See ALRC Report 112 and its recommendation that in Commonwealth law unauthorised disclosure that causes real harm to an identified public interest should be subject to a general offence provision leaving other unauthorised disclosures to disciplinary proceedings where warranted. WA and the other jurisdictions should be looking at this as well.)

Section 20K (3) in the WA bill narrows the effect of s 81 for the purposes of the exception to to journalist privilege to "public interest information" as defined in the PID act. However this includes just about everything of significance a journalist might be interested in: improper conduct; an act or omission that constitutes an offence under a written law; a substantial unauthorised or irregular use of, or substantial mismanagement of public resources; an act done or omission that involves a substantial and specific risk of injury to public health, prejudice to public safety; or harm to the environment.( Comment: the disclosure of most of this type of information would not harm the public interest. Au contraire.)

The third condition means if the confidential source could have but didn't previously disclose to the chief executive in the usual case or to the police, auditor general and others in specified circumstances, that's enough to lose the privilege.
Public Interest Disclosure
Finally-if you are still with me- the person could make a disclosure to a journalist and be protected from victimisation and discrimination in employment and from liablity under s 81 or any other act under proposed changes to the Public Interest Disclosure Act (Explanatory Memorandum Part 3) of substantially the same information that was the subject of a disclosure of public interest information already made under the act. Where the proper authority to which the disclosure was made, or the person to whom a matter raised by the disclosure was referred under section 9(1)(b):
(a) has refused to investigate, or has discontinued the investigation of, a matter raised by the disclosure; or
(b) has not completed an investigation of a matter raised by the disclosure within the period ending 6 months after the disclosure was made; or
(c) has completed an investigation of a matter raised by the disclosure but has not recommended the taking of action in respect of the matter; or
(d) has not complied with section 10(1) or (4), if applicable, in relation to the disclosure.

A journalist wouldn't enjoy shield law protection in these circumstances if a source tried to insist on confidentiality as far as I can see.(Update: scale this back to a maybe-perhaps such a disclosure arguably would be in accordance with the PID act and therefore attract the shield law protection.)

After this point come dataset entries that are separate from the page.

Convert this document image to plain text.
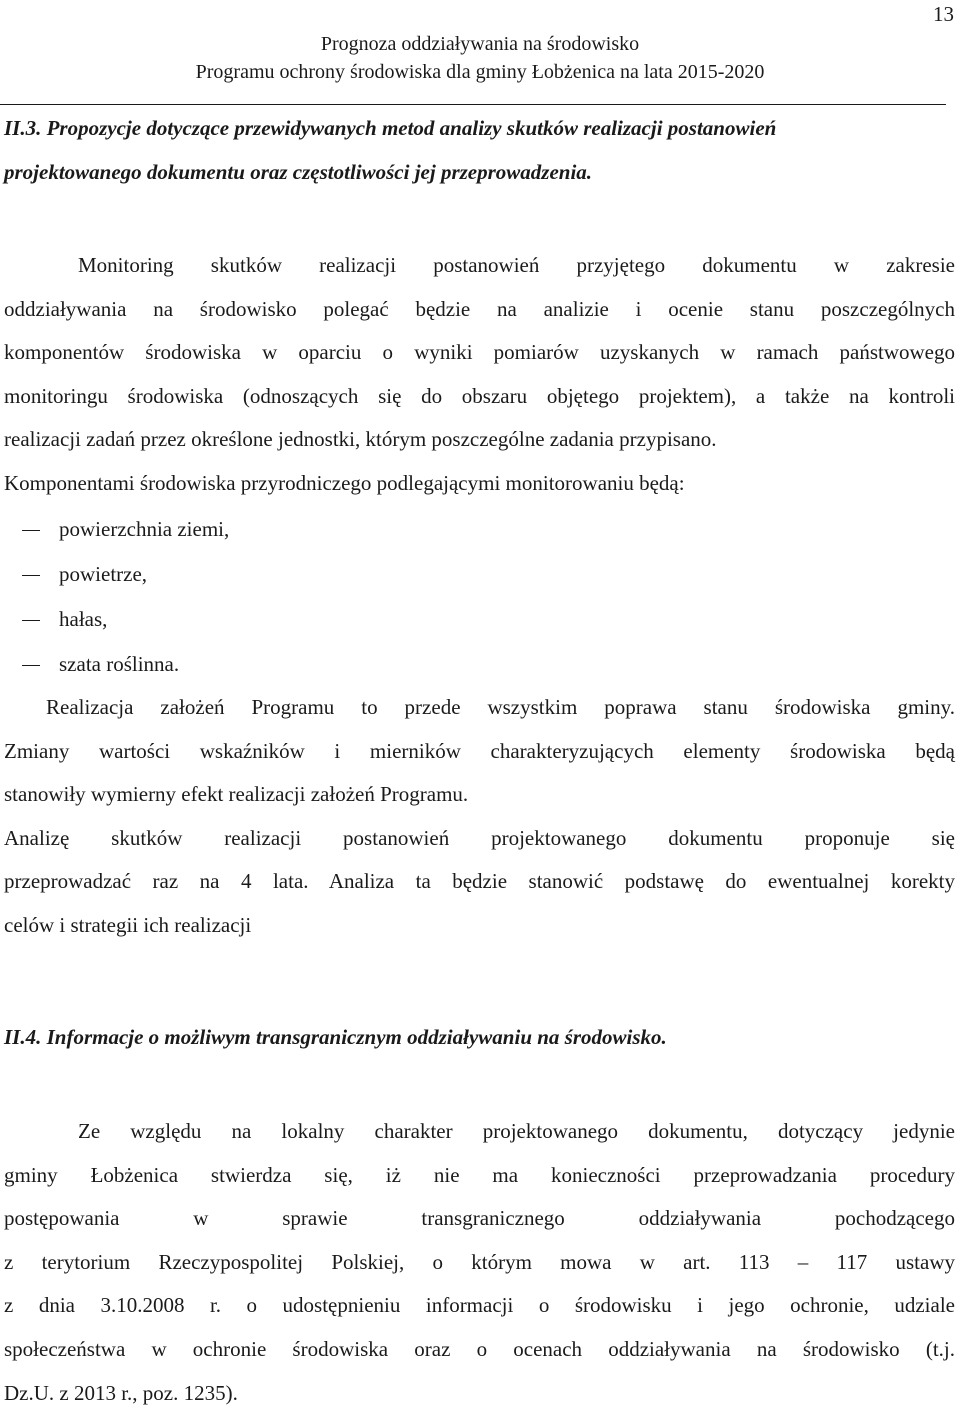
13
Prognoza oddziaływania na środowisko
Programu ochrony środowiska dla gminy Łobżenica na lata 2015-2020
II.3. Propozycje dotyczące przewidywanych metod analizy skutków realizacji postanowień
projektowanego dokumentu oraz częstotliwości jej przeprowadzenia.
Monitoring skutków realizacji postanowień przyjętego dokumentu w zakresie
oddziaływania na środowisko polegać będzie na analizie i ocenie stanu poszczególnych
komponentów środowiska w oparciu o wyniki pomiarów uzyskanych w ramach państwowego
monitoringu środowiska (odnoszących się do obszaru objętego projektem), a także na kontroli
realizacji zadań przez określone jednostki, którym poszczególne zadania przypisano.
Komponentami środowiska przyrodniczego podlegającymi monitorowaniu będą:
powierzchnia ziemi,
powietrze,
hałas,
szata roślinna.
Realizacja założeń Programu to przede wszystkim poprawa stanu środowiska gminy.
Zmiany wartości wskaźników i mierników charakteryzujących elementy środowiska będą
stanowiły wymierny efekt realizacji założeń Programu.
Analizę skutków realizacji postanowień projektowanego dokumentu proponuje się
przeprowadzać raz na 4 lata. Analiza ta będzie stanowić podstawę do ewentualnej korekty
celów i strategii ich realizacji
II.4. Informacje o możliwym transgranicznym oddziaływaniu na środowisko.
Ze względu na lokalny charakter projektowanego dokumentu, dotyczący jedynie
gminy Łobżenica stwierdza się, iż nie ma konieczności przeprowadzania procedury
postępowania w sprawie transgranicznego oddziaływania pochodzącego
z terytorium Rzeczypospolitej Polskiej, o którym mowa w art. 113 – 117 ustawy
z dnia 3.10.2008 r. o udostępnieniu informacji o środowisku i jego ochronie, udziale
społeczeństwa w ochronie środowiska oraz o ocenach oddziaływania na środowisko (t.j.
Dz.U. z 2013 r., poz. 1235).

Standards of journalism-privacy
Awaited with interest-the reaction to this other proposed exception to journalist privilege by media organisations and journalists who are strongly resisting in other contexts any suggestion of outside interference with the conduct of their craft.
"Section 20K(3)(d) provides that a direction (to identify a source) should generally be given if the misconduct involved a breach of privacy that was not warranted in the circumstances. To determine what is warranted in the circumstances, a person acting judicially is required have regard to the value attached to the privacy of personal information; the privacy of commercial information; or Cabinet confidentiality, or other principles which allow the free exchange of ideas on a confidential basis during the development of public policy matters. Subsection (3)(d) ensures that the protection for journalists' sources does not afford journalists or informants a means of violating the public's privacy. While there is not 'right to privacy' as a matter of law, the public, business and government rely on the ability to undertake certain acts or transactions in private. Subsection (3)(d) makes it clear that unnecessary and unwarranted invasions of privacy by journalists or other persons who provide information to journalists will generally not attract protection under the Bill."


  1. Peter, have you got your 1 December correction right?

    I'm researching this very issue of the definition of a journalist for a piece for ABC The Drum today, and according to AustLII the Commonwealth Evidence Act 1995 s126G says journalist is defined as "a person who is engaged and active in the publication of news and who may be given information by an informant in the expectation that the information may be published in a news medium."

  2. I did it again! I grabbed Senator Ludlam's foreshadowed amendment rather than the words as used in the act

    Thanks-and sorry for the confusion.

  3. Hah! All too easy, Peter!

    My ABC piece is now online, and you're quoted:
    "When is a journalist not a journalist"

  4. Thanks- a good piece made even better by no mention of my initial confusion over the definitions.